Kenzie Williams, an employee at the all-white tech startup Hack’d, was shocked to discover just how racist the country still was after the 2016 presidential election.
“It’s amazing to me that people could be so ignorant,” Williams states, pouring herself coffee in the all-white break room of the Oakland office. “I just thought we had already moved past this.”
“How can you expect to get anywhere without considering alternate points of view from your own?” Williams questioned while standing in the bullpen of a 100% Caucasian room.
“I’m lucky to live in a really diverse city. I can’t imagine living in an all-white town and not getting to experience and learn from people who are different from you,” Williams reports standing in front of the Employee of the Month board, which is inadvertently full of white people.
When asked about the lack of diversity at Hack’d, Williams paused.
“Nobody here is racist. And I don’t do the hiring so…wait, are you saying they hired me because I’m white?”

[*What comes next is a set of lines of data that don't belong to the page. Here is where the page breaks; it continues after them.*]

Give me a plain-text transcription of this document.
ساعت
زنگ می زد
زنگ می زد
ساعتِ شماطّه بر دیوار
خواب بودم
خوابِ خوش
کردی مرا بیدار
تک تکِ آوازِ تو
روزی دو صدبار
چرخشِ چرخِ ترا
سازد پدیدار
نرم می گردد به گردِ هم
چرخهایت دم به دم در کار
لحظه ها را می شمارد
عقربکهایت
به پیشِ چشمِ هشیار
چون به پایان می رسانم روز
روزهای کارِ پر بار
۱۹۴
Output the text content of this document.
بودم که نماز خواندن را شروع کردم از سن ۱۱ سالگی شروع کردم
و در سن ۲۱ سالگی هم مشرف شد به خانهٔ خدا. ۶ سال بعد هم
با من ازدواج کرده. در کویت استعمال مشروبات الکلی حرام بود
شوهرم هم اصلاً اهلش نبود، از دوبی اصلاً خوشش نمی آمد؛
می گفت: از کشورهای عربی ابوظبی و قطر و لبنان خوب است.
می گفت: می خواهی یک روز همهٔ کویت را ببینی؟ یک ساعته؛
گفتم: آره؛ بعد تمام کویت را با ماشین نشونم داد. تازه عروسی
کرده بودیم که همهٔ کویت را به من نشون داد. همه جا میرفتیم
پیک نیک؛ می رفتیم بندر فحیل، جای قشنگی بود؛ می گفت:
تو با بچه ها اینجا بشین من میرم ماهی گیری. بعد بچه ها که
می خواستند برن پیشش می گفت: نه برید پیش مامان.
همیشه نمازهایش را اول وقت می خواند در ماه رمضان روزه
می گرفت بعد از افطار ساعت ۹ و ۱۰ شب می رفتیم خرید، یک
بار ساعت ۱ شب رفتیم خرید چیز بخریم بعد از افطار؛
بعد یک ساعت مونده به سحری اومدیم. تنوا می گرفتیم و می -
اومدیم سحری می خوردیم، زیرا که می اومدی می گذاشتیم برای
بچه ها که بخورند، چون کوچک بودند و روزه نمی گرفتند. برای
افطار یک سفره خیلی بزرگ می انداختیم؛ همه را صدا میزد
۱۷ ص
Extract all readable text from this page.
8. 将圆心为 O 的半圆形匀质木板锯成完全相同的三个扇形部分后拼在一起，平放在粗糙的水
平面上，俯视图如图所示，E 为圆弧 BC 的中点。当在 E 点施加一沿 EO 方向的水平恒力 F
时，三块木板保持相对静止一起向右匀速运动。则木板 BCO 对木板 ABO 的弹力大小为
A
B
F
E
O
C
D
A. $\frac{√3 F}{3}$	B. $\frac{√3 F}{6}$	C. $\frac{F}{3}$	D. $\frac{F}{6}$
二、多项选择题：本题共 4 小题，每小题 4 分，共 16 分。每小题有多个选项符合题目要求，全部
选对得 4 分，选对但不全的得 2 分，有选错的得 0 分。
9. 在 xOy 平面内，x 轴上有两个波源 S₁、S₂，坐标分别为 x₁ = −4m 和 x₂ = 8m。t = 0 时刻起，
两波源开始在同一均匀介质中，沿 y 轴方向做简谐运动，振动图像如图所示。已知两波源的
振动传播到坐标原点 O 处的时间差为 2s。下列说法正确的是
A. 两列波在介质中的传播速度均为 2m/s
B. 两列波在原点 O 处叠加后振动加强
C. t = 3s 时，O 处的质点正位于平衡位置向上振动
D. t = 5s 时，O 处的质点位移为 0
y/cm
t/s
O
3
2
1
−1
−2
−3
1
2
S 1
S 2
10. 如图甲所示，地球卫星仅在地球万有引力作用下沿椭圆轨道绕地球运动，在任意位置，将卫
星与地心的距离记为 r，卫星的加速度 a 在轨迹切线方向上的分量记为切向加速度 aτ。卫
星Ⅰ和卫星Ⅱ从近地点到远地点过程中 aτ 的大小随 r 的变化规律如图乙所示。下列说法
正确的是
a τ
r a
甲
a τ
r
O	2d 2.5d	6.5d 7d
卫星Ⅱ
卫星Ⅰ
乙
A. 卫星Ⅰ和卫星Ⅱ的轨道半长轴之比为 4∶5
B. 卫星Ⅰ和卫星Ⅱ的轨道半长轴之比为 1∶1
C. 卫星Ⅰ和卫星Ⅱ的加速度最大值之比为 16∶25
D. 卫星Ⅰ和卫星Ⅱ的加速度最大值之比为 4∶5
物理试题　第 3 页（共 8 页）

CEO Bill Moore, supports Williams’ interest in being “on the right side of history.”
When asked why he has not recruited people of color, Moore responded: “We just hired the most talented people we knew, in our own social circle, who all happened to go to Stanford.”
“I’m astonished that racism was hiding in our country all along,” Williams says.
Entirely white co-workers echoed Williams’s sentiments; stating the “racist furor” of the country was “sudden,” “confusing,” and “unexpected.”
“I mean, who knew?” Williams states. “And where does it come from?”